The last six-month bill yielded 17.04 per cent.

NWC will start redeeming the bond in the fourth year of issue.

Falling in line

The yield on treasuries have been falling in line with a central bank push to lower interest rates, and is expected to maintain that trajectory under what is expected to be a sustained programme of reducing rates as a complement fiscal policy to lower the cost of servicing Jamaica's national debt.

"The NWC is gratified by the confidence and enthusiasm shown by the market and will continue to explore various ways of financing the necessary expansion and improvement of our operations to the benefit of customers and country," said NWC President E.G. Hunter in a prepared statement from Money Masters Limited.

The issue was structured by PricewaterhouseCoopers Jamaica, with Money Masters as financial advisor.

NWC is an independent state agency, whose operations are financed solely from its own revenue and other resources. The commission raises most of the capital it needs from the commercial markets, often successfully, because of Jamaica's backing through parliamentary-approved guarantees.

But this is the first time that NWC is known to have floated a bond in its home market, a position apparently forced on the state agency by the near-frozen international capital markets and worsened by the spectre raised by Standard and Poor's of a technical debt default by revenue-challenged Jamaica.

NWC's previous commercial forays were either foreign loans or local bank debt.

The bond was taken up by investors even though NWC is currently operating in the red.

The agency, in fiscal 2008-09 posted a $2.4 billion operating loss, but projects it can bring that down to $913 million this year.

Revenue was last reported at $13.5 billion.

Partial reason

Money Masters on Wednesday trumpeted the bond's backing by government as partial reason for the successful take-up.

Claudette Crooks, president of Money Masters said that buyers for the bond, for which subscriptions were closed on Thursday November 5, included local pension funds.

"It is a Government of Jamaica note, fully guaranteed," Crooks told the Financial Gleaner.

NWC will start redeeming the bond three years after issue, repaying $90 million semi-annually in 10 instalments, starting April 2012.

The final principal payment date is October 27, 2016.

JCSD Trustee Services Limited is the designated trustee, registrar and paying agent.

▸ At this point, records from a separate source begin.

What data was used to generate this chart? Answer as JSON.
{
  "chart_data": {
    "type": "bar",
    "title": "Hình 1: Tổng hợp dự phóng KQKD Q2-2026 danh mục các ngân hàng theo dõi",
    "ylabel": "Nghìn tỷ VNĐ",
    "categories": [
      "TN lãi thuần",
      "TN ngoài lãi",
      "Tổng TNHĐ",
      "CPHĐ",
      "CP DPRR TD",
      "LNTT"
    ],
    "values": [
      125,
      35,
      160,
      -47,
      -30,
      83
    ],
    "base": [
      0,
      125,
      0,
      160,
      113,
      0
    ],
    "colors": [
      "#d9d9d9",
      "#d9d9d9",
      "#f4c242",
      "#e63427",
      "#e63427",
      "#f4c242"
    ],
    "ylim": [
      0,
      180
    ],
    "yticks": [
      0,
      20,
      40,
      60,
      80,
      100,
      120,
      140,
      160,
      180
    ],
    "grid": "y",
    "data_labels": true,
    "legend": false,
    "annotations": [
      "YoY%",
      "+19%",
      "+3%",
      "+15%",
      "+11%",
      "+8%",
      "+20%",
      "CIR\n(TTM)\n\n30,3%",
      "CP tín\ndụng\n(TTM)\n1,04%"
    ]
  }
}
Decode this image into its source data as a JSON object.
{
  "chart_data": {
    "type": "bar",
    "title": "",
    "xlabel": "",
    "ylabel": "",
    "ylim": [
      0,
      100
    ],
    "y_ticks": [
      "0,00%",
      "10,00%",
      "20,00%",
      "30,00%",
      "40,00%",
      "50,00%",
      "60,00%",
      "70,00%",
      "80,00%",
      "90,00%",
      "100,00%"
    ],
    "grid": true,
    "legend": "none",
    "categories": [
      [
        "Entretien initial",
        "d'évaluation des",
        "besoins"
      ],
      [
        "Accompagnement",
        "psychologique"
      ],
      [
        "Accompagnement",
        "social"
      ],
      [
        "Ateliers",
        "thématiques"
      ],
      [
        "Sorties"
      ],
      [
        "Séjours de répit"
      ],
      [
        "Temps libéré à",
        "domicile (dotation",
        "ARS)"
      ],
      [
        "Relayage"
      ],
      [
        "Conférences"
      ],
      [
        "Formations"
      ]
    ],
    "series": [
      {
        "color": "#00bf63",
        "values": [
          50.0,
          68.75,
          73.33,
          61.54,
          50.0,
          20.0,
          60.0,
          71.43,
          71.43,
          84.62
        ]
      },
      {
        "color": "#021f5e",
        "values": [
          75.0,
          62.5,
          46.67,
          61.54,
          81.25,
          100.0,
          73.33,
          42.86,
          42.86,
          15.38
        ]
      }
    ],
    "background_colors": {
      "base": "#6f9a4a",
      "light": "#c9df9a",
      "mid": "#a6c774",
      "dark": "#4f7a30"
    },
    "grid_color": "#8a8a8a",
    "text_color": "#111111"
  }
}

The law firm Harrison and Harrison provided legal counsel.

Crooks said that the bond proceeds would be used by the NWC to minimise currency exposure on USD liabilities, as well as some Jamaican debt.

Buchanan suggested that the commission was forced into the market to borrow because the tariff or rate increases granted by the Office of Utilities Regulation were insufficient to cover the required investments in capital projects.

Government, several years ago weaned NWC from the public purse and no longer underwrites the bill for capital water works.

"The rates which we are given have never ever, in the history of the Water Commission, fully covered the cost of operation," said Buchanan.

"The Water Commission is expected to fully fund its operations from revenue in terms of capital expansion, new works as well as normal operations and maintenance. However, the economic regulator has not always given us the level of increase we need."

"A PricewaterhouseCoopers study done on our behalf has fully proven our case. It means that some of our undertakings are always going to need some kind of financing," he said.